"Quand j’évoquais le nom du docteur Pozzi, la réponse était toujours négative. De temps en temps quelqu’un me disait: peut-être est-il de la famille de Catherine Pozzi? Sa fille, qui était poète et l’amante de Paul Valéry, est devenue plus connue que lui." Ce personnage qui intrigue tant Julian Barnes fut pourtant une célébrité à la Belle Époque. Sarah Bernhardt, qui l’aime, "je suis vôtre à mourir d’amour, je suis tienne jusqu’à la folie", le surnomme "Docteur Dieu". Pour la grande salonnière Lydie Aubernon, il est "l’amour médecin". Et Alice, princesse de Monaco, le trouve "si beau, que c’en est dégoûtant!"
Mais Samuel Pozzi est aussi un très grand professeur de médecine, initiateur et titulaire de la première chaire de gynécologie en France. Il est né à Bergerac, en 1846, fils de pasteur et issu d’une famille de protestants italiens persécutés et réfugiés de la Valteline. Après une enfance heureuse à La Graulet, la maison familiale de sa mère, demeure à laquelle il restera toujours très attaché, Samuel étudie la médecine à Paris. Il réussit brillamment, sous la houlette de Paul Broca, et fréquente déjà le salon de la princesse Mathilde.
À 30 ans passés, il épouse une héritière lyonnaise, Thérèse Loth-Cazalis. Le jeune couple s’installe au n°10 de la place Vendôme, et reçoit. Samuel brille, Thérèse, hôtesse accomplie, mais trop discrète, est bientôt surnommée "la muette de Pozzi".

C’est dans leur salon, tendu de tentures écarlates, que le peintre américain John Singer Sargent vient, des semaines durant en fin de matinée, immortaliser le médecin. Un portrait au pinceau, qui nous vaut aujourd’hui le portrait à la plume, non moins ciselé, de Julian Barnes: "Je pense que le peintre a utilisé Pozzi pour nous charmer. Il avait reconnu la force de la personnalité, la figure princière de son modèle. Un homme de science, de raison, un esprit du XVIIIe autant que du XIXe siècle."
Racontez-nous votre "rencontre" avec Samuel Pozzi…

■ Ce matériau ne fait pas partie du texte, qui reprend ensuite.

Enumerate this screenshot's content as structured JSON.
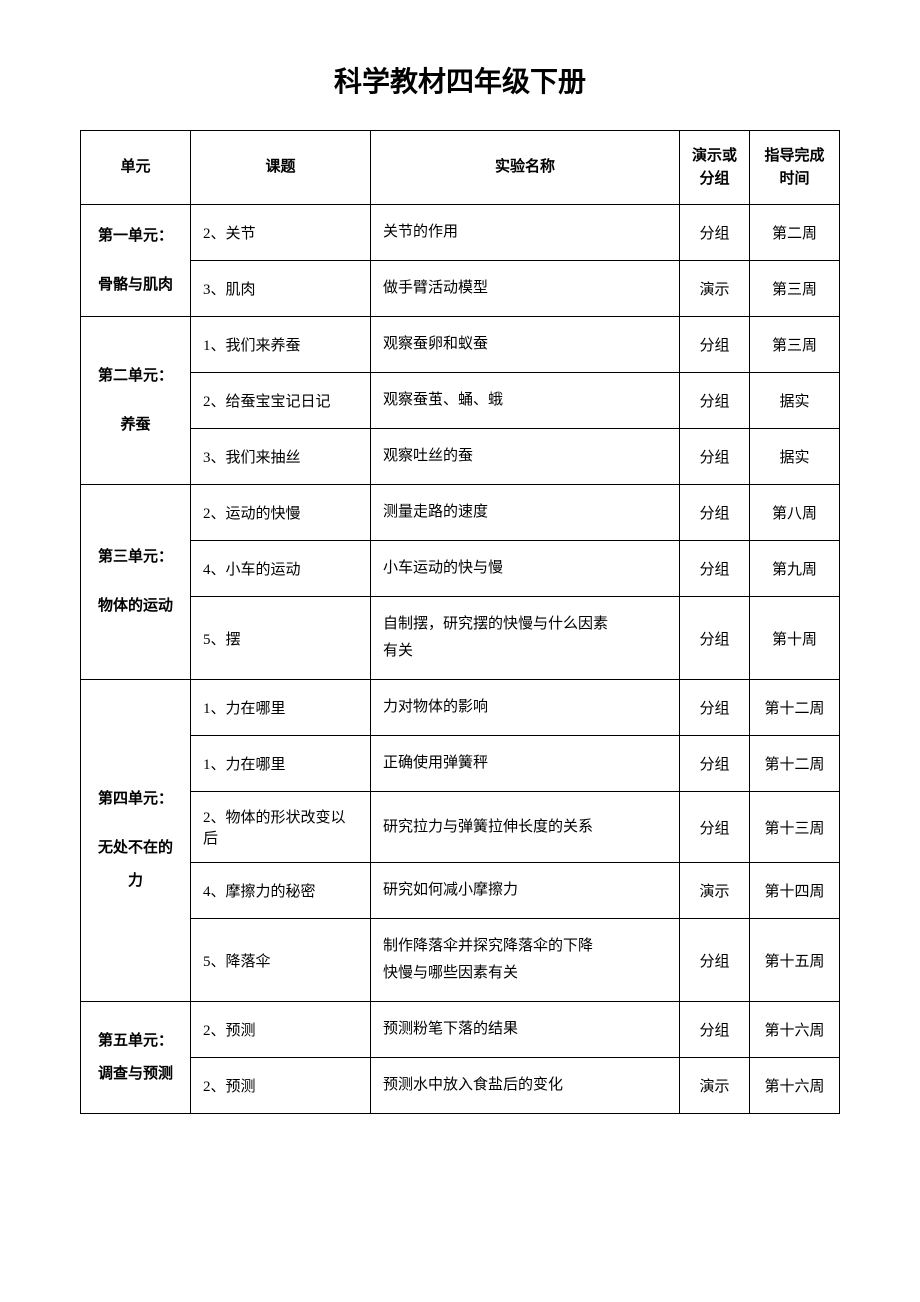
{
  "title": "科学教材四年级下册",
  "headers": {
    "unit": "单元",
    "topic": "课题",
    "experiment": "实验名称",
    "type": "演示或\n分组",
    "time": "指导完成\n时间"
  },
  "units": [
    {
      "name": "第一单元：\n\n骨骼与肌肉",
      "rows": [
        {
          "topic": "2、关节",
          "experiment": "关节的作用",
          "type": "分组",
          "time": "第二周"
        },
        {
          "topic": "3、肌肉",
          "experiment": "做手臂活动模型",
          "type": "演示",
          "time": "第三周"
        }
      ]
    },
    {
      "name": "第二单元：\n\n养蚕",
      "rows": [
        {
          "topic": "1、我们来养蚕",
          "experiment": "观察蚕卵和蚁蚕",
          "type": "分组",
          "time": "第三周"
        },
        {
          "topic": "2、给蚕宝宝记日记",
          "experiment": "观察蚕茧、蛹、蛾",
          "type": "分组",
          "time": "据实"
        },
        {
          "topic": "3、我们来抽丝",
          "experiment": "观察吐丝的蚕",
          "type": "分组",
          "time": "据实"
        }
      ]
    },
    {
      "name": "第三单元：\n\n物体的运动",
      "rows": [
        {
          "topic": "2、运动的快慢",
          "experiment": "测量走路的速度",
          "type": "分组",
          "time": "第八周"
        },
        {
          "topic": "4、小车的运动",
          "experiment": "小车运动的快与慢",
          "type": "分组",
          "time": "第九周"
        },
        {
          "topic": "5、摆",
          "experiment": "自制摆，研究摆的快慢与什么因素\n有关",
          "type": "分组",
          "time": "第十周"
        }
      ]
    },
    {
      "name": "第四单元：\n\n无处不在的力",
      "rows": [
        {
          "topic": "1、力在哪里",
          "experiment": "力对物体的影响",
          "type": "分组",
          "time": "第十二周"
        },
        {
          "topic": "1、力在哪里",
          "experiment": "正确使用弹簧秤",
          "type": "分组",
          "time": "第十二周"
        },
        {
          "topic": "2、物体的形状改变以后",
          "experiment": "研究拉力与弹簧拉伸长度的关系",
          "type": "分组",
          "time": "第十三周"
        },
        {
          "topic": "4、摩擦力的秘密",
          "experiment": "研究如何减小摩擦力",
          "type": "演示",
          "time": "第十四周"
        },
        {
          "topic": "5、降落伞",
          "experiment": "制作降落伞并探究降落伞的下降\n快慢与哪些因素有关",
          "type": "分组",
          "time": "第十五周"
        }
      ]
    },
    {
      "name": "第五单元：\n调查与预测",
      "rows": [
        {
          "topic": "2、预测",
          "experiment": "预测粉笔下落的结果",
          "type": "分组",
          "time": "第十六周"
        },
        {
          "topic": "2、预测",
          "experiment": "预测水中放入食盐后的变化",
          "type": "演示",
          "time": "第十六周"
        }
      ]
    }
  ]
}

La première fois que je l’ai croisé, pas personnellement bien sûr, c’était en découvrant Le docteur Pozzi dans son intérieur, lors d’une exposition consacrée à Sargent à la National Portrait Gallery de Londres, en 2015. Tout au bout d’une longue galerie, j’ai aperçu cette grande toile écarlate. Un portrait plein de force, de vigueur. Une critique féminine a écrit qu’en s’approchant elle s’était sentie rougir. Pozzi conserve un grand pouvoir de séduction, même longtemps après sa mort.

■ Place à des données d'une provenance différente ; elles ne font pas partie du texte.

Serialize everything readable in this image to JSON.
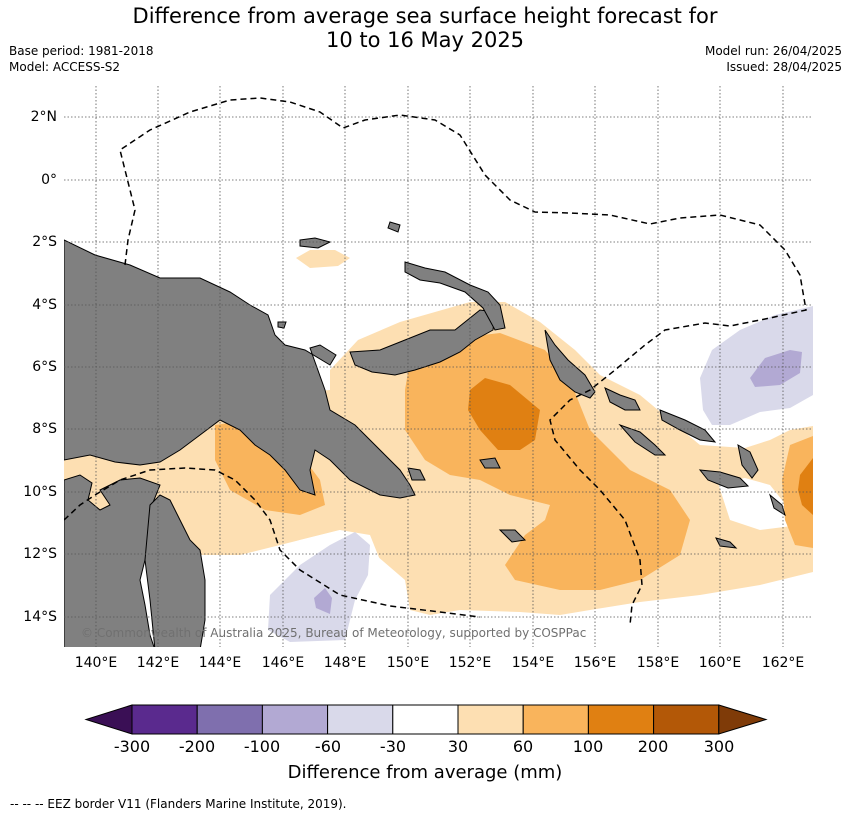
{
  "title_line1": "Difference from average sea surface height forecast for",
  "title_line2": "10 to 16 May 2025",
  "base_period": "Base period: 1981-2018",
  "model": "Model: ACCESS-S2",
  "model_run": "Model run: 26/04/2025",
  "issued": "Issued: 28/04/2025",
  "lat_labels": [
    "2°N",
    "0°",
    "2°S",
    "4°S",
    "6°S",
    "8°S",
    "10°S",
    "12°S",
    "14°S"
  ],
  "lon_labels": [
    "140°E",
    "142°E",
    "144°E",
    "146°E",
    "148°E",
    "150°E",
    "152°E",
    "154°E",
    "156°E",
    "158°E",
    "160°E",
    "162°E"
  ],
  "copyright": "© Commonwealth of Australia 2025, Bureau of Meteorology, supported by COSPPac",
  "colorbar": {
    "ticks": [
      "-300",
      "-200",
      "-100",
      "-60",
      "-30",
      "30",
      "60",
      "100",
      "200",
      "300"
    ],
    "label": "Difference from average (mm)",
    "colors": [
      "#3a0f55",
      "#5a2a8e",
      "#7f6fae",
      "#b2a9d3",
      "#d9d9ea",
      "#ffffff",
      "#fddfb2",
      "#f9b45c",
      "#e08012",
      "#b35807",
      "#7f3b08"
    ]
  },
  "legend_text": "--  --  -- EEZ border V11 (Flanders Marine Institute, 2019).",
  "colors": {
    "land": "#808080",
    "light_orange": "#fddfb2",
    "mid_orange": "#f9b45c",
    "dark_orange": "#e08012",
    "light_purple": "#d9d9ea",
    "mid_purple": "#b2a9d3"
  }
}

Vous n’aviez jamais entendu parler de lui?
Non. La notice à côté du tableau indiquait qu’il s’agissait de Samuel Pozzi, un célèbre gynécologue. Deux choses me sont passées par la tête. La première c’est que j’avais déjà vu des portraits de médecin, de dentiste, mais jamais de gynécologue. La seconde, c’est que je connais assez bien la deuxième moitié du XIXe siècle en France sans jamais avoir lu, ni entendu la moindre allusion au sujet de cet homme. Il était très connu dans son milieu, mais on a pourtant peu écrit sur lui. Même le journal des Goncourt, l’un des grands documents sur la période, n’y fait que de brèves allusions.
Et vous avez décidé d’en savoir plus…
Il m’intriguait. J’ai entamé des recherches et ce grand chirurgien, ce pionnier de la gynécologie, ce médecin qui aidait les femmes m’a très vite intéressé. En même temps, si l’on en croit sa réputation, c’était un grand séducteur. Je me suis interrogé: paradoxe, hypocrisie? Mais il y a très peu de preuves de sa vie sexuelle. Et aucune femme n’a porté plainte. Son seul duel portait sur un sujet politique, à une époque où la pratique était encore courante pour des raisons d’adultère. Finalement, cette question m’intéressait moins que Pozzi l’homme de société, l’homme de science représentant la France lors de grandes conférences au-delà des frontières.
Il a tout de même une vie sentimentale bien remplie…
Il était séduisant, et il séduisait. Sarah Bernhardt a été l’un de ses grands amours. Ils se sont connus très jeunes et leur amitié, fidèle, s’est poursuivie pendant cinquante ans. Ils étaient tous deux très indépendants, deux fortes personnalités, mais dévoués l’un à l’autre. À 33 ans, il épouse Thérèse Loth-Cazalis, "jeune, riche et belle" héritière, mais en dépit de la naissance de trois enfants, Catherine, Jacques et Jean, le mariage n’a pas été heureux. Plus tard, son grand désir a été de vivre avec Emma Fischhof, sa maîtresse et compagne de voyage pendant des années. Mais Thérèse, bonne catholique, a toujours refusé le divorce.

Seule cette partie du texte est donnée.